It’s one of the radical innovations made possible by research in the field of synthetic biology, where scientists are cutting and pasting DNA into cells to make them do things they could not do before.
‘Synthetic biology was created when the engineers, civil engineers, mechanical engineers, electric engineers, realised that biological components are not so different than stones to build bridges or electronic circuits to design computers,’ said Professor Martin Fussenegger, whose laboratory at ETH Zurich in Switzerland is leading the field.
Prof. Fussenegger's colleague Marc Folcher in the European Research Council-funded team is using the technology to adapt cells so that they produce a drug when a light is shined on them.
They use a brain wave monitor to record mental activity. This could then be transmitted to a controller which analyses the signal and, when needed, activates a light in an implant inside the body.
‘It’s a little plastic device where you have the LED, and you have the electronics in there,’ said Prof. Fussenegger, whose team has written a paper on the technology which was published in the science magazine Nature Communications on 11 November. ‘The mind-brain waves which are processed then go on to this device and precisely illuminate engineered cells which are also in this implant.’
One of the really interesting things about the technology is that it could be adapted to pick up unconscious brain waves as well as conscious thinking activity. That means it could, for example, pick up the fact that someone is about to have an epileptic seizure before they are aware of it, and administer drugs.

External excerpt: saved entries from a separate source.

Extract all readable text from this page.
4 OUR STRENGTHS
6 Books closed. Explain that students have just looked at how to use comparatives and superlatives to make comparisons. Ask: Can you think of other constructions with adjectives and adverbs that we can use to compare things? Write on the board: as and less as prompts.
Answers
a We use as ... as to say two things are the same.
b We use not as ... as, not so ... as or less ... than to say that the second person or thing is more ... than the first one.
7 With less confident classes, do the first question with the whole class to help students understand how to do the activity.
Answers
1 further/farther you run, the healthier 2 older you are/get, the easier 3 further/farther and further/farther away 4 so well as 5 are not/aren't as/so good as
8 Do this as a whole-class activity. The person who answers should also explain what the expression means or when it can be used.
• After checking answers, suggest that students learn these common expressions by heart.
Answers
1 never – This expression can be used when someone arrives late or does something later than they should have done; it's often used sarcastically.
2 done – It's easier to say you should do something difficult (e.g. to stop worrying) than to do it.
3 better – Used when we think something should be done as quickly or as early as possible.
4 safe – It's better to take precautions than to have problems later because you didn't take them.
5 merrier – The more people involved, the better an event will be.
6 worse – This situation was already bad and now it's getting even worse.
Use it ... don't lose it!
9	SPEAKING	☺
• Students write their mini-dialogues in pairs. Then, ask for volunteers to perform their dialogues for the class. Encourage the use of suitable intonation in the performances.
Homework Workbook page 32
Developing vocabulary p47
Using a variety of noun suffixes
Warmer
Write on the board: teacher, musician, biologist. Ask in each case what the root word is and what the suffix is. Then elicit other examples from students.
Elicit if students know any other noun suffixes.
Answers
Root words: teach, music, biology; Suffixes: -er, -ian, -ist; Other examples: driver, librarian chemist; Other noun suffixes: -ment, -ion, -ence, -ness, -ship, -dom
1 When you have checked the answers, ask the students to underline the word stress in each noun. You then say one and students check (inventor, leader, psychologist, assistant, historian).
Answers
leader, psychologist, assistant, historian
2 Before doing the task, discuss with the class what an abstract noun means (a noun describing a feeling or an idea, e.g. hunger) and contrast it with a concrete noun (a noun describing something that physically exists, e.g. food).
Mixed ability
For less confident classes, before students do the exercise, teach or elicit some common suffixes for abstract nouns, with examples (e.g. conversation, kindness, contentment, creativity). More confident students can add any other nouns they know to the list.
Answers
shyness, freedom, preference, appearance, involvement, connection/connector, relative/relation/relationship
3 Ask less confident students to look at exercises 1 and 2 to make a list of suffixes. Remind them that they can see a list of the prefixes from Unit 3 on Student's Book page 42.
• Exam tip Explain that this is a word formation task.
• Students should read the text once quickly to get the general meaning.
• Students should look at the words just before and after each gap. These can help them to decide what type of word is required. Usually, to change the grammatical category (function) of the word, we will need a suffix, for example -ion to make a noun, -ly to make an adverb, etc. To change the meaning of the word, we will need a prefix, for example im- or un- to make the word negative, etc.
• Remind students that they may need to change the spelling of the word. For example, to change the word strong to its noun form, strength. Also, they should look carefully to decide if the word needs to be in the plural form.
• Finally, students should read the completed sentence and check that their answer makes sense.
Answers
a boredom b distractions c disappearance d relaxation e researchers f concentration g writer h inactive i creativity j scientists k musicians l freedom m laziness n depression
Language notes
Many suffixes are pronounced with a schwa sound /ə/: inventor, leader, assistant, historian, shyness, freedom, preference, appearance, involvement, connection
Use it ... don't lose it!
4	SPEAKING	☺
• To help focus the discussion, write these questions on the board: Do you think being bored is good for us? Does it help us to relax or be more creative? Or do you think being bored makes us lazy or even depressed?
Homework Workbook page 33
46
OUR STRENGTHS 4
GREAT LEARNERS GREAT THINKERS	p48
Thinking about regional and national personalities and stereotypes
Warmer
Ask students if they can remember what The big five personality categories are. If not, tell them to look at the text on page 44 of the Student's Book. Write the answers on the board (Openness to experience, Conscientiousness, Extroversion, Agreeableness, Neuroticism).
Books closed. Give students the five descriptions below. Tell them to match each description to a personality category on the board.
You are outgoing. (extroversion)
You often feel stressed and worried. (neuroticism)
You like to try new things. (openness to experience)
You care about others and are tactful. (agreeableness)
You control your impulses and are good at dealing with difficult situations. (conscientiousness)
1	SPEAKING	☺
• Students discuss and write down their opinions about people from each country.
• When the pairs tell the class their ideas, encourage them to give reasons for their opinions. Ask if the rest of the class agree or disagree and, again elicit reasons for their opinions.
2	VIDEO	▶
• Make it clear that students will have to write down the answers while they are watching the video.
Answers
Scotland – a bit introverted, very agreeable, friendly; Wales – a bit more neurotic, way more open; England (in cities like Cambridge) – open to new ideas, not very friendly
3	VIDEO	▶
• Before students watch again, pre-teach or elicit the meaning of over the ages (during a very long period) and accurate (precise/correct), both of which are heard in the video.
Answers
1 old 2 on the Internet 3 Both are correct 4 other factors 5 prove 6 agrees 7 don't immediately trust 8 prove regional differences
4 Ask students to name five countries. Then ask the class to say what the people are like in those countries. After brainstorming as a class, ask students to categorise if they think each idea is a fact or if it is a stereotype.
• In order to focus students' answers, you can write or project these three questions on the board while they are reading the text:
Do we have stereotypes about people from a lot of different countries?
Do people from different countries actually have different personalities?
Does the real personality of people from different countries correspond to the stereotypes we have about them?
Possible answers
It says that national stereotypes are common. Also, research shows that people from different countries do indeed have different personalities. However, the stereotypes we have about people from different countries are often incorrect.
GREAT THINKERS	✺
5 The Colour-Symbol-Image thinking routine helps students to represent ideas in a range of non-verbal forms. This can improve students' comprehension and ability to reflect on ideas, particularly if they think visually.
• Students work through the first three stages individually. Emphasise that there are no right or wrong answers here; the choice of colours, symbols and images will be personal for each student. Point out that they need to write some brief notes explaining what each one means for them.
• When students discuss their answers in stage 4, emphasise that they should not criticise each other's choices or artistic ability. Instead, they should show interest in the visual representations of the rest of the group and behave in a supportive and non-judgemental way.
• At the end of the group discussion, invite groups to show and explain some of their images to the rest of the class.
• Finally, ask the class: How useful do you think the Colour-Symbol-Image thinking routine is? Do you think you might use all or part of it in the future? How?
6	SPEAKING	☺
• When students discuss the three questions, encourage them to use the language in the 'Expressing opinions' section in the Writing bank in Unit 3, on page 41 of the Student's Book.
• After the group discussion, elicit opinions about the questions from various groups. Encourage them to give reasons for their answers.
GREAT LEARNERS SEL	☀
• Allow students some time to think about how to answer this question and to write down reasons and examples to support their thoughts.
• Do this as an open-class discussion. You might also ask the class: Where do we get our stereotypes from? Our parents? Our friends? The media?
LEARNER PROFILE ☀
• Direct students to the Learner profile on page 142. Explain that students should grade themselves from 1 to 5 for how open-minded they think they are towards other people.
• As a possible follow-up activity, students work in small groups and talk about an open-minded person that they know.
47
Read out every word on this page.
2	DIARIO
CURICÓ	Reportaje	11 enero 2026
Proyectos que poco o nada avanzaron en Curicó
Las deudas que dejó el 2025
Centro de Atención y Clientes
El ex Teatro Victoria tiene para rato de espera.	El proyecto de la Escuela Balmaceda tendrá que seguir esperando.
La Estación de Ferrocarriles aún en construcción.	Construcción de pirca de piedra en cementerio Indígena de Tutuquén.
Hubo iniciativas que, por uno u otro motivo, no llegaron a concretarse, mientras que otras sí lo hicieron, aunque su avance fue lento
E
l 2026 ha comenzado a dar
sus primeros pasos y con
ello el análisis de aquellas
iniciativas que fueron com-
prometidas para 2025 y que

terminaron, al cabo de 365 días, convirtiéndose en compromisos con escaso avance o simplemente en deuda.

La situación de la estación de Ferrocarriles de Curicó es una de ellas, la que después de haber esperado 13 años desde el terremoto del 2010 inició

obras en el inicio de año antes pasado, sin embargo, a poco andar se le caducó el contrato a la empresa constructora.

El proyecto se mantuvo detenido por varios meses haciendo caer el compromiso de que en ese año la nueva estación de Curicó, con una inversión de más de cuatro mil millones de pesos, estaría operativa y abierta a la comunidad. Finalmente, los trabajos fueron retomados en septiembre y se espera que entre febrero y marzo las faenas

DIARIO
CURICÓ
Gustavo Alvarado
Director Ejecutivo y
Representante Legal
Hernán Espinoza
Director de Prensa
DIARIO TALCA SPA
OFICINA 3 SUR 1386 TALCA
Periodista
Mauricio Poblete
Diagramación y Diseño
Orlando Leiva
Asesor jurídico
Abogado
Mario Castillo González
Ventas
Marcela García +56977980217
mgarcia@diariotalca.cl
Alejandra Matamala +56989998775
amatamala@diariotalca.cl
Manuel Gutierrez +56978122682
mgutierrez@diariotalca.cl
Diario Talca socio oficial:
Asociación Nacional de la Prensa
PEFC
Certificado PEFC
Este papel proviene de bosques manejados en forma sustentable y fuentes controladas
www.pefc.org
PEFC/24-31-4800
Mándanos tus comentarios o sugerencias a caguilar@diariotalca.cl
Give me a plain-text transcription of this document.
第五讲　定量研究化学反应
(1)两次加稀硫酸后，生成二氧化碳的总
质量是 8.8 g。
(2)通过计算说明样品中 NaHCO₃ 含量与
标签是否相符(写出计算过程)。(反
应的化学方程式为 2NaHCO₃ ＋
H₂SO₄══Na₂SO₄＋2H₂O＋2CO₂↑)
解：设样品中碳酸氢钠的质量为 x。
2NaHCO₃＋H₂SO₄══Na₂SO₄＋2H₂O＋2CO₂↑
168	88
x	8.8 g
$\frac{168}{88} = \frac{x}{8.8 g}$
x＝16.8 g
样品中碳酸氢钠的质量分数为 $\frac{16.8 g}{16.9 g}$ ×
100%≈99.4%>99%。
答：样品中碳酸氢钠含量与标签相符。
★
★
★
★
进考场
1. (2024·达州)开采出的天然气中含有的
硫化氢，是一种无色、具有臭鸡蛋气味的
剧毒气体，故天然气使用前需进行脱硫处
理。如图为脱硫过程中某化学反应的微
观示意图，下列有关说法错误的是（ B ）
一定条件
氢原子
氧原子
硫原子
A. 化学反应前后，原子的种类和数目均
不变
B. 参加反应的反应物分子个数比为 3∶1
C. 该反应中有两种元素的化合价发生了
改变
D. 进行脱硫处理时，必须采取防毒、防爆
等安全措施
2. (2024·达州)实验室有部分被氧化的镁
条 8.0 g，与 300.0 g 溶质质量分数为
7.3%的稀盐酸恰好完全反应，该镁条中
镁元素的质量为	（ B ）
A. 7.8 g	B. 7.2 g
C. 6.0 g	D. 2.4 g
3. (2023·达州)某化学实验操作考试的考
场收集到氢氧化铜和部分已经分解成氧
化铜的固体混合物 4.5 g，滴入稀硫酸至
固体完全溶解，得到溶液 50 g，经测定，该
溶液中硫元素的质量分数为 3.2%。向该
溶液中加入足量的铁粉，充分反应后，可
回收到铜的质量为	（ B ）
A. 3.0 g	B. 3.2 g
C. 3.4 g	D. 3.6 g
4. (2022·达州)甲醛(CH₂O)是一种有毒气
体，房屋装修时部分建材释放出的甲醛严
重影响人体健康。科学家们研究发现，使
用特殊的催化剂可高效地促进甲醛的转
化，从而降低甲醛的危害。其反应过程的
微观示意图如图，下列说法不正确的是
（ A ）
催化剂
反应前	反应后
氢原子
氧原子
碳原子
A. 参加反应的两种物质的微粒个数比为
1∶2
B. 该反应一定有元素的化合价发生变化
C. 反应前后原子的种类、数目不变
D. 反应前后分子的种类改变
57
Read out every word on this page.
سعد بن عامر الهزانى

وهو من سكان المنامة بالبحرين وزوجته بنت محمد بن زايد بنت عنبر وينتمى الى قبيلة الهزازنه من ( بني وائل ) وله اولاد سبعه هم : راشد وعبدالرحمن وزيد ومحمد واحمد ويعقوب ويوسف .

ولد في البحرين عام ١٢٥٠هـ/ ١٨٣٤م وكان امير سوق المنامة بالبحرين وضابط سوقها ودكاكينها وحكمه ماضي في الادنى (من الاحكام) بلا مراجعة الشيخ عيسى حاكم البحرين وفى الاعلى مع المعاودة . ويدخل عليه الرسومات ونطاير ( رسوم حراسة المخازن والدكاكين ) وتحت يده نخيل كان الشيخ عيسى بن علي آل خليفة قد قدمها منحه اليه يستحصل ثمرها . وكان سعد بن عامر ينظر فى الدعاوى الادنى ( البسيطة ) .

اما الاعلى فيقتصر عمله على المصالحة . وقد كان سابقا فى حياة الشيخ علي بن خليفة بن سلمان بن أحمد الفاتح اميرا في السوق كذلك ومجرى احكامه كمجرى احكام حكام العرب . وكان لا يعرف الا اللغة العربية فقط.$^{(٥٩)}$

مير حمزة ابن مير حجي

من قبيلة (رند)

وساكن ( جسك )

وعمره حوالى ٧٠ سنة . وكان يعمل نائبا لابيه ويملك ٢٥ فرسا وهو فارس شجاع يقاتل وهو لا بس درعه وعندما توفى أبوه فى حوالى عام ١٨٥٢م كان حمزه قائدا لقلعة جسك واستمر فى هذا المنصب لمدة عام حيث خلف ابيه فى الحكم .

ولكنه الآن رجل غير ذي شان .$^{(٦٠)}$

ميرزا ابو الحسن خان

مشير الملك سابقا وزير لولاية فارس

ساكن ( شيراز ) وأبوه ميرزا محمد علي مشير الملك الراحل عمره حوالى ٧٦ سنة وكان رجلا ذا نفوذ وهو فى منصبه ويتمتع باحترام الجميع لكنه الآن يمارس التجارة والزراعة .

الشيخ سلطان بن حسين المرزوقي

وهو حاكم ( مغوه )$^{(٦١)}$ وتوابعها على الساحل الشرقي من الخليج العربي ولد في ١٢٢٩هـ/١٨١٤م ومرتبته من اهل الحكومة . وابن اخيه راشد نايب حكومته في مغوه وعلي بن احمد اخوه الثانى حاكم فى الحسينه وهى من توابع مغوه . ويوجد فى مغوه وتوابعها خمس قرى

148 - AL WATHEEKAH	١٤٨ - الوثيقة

‘If you talk about the mind you have two different levels, the first level is attentional control, which means I think, I concentrate, and then something happens in my body,’ said Prof. Fussenegger. ‘And the second is you have the unintentional.’
New biological systems
The point is that these are alternative biological systems which sense a condition and respond by administering a drug. ‘We have prosthetics for everything in our body but it is limited to mechanical devices,’ said Prof. Fussenegger. ‘We have never done prosthesis at the metabolic level to rewire metabolic pathways in the body.’
“‘We have prosthetics for everything in our body but it is limited to mechanical devices.’
His team is developing a system which can tackle obesity by sensing when there is too much fat in a person’s blood and then releasing a hormone which makes them feel full. They are also working on an application to treat diabetes whereby insulin is released if the system senses that the glucose rate in someone's blood is too high.
While they believe it will take 20 years before the technology is ready for patients, Prof. Fussenegger believes it’s the kind of prosthetic augmentation that the human body will need if it is to adapt successfully to the modern environment where people get sick because they spend too much of their lives sitting.
‘In order to become really prosthetic we need to get a closed loop,’ he said. ‘Which means your iPhone measures your glucose levels, your blood fat levels, and then triggers an implant to take counter measures such as induce satiety or increase the insulin levels.
‘In order to really face the medical challenges of the future we need to have new treatment concepts.’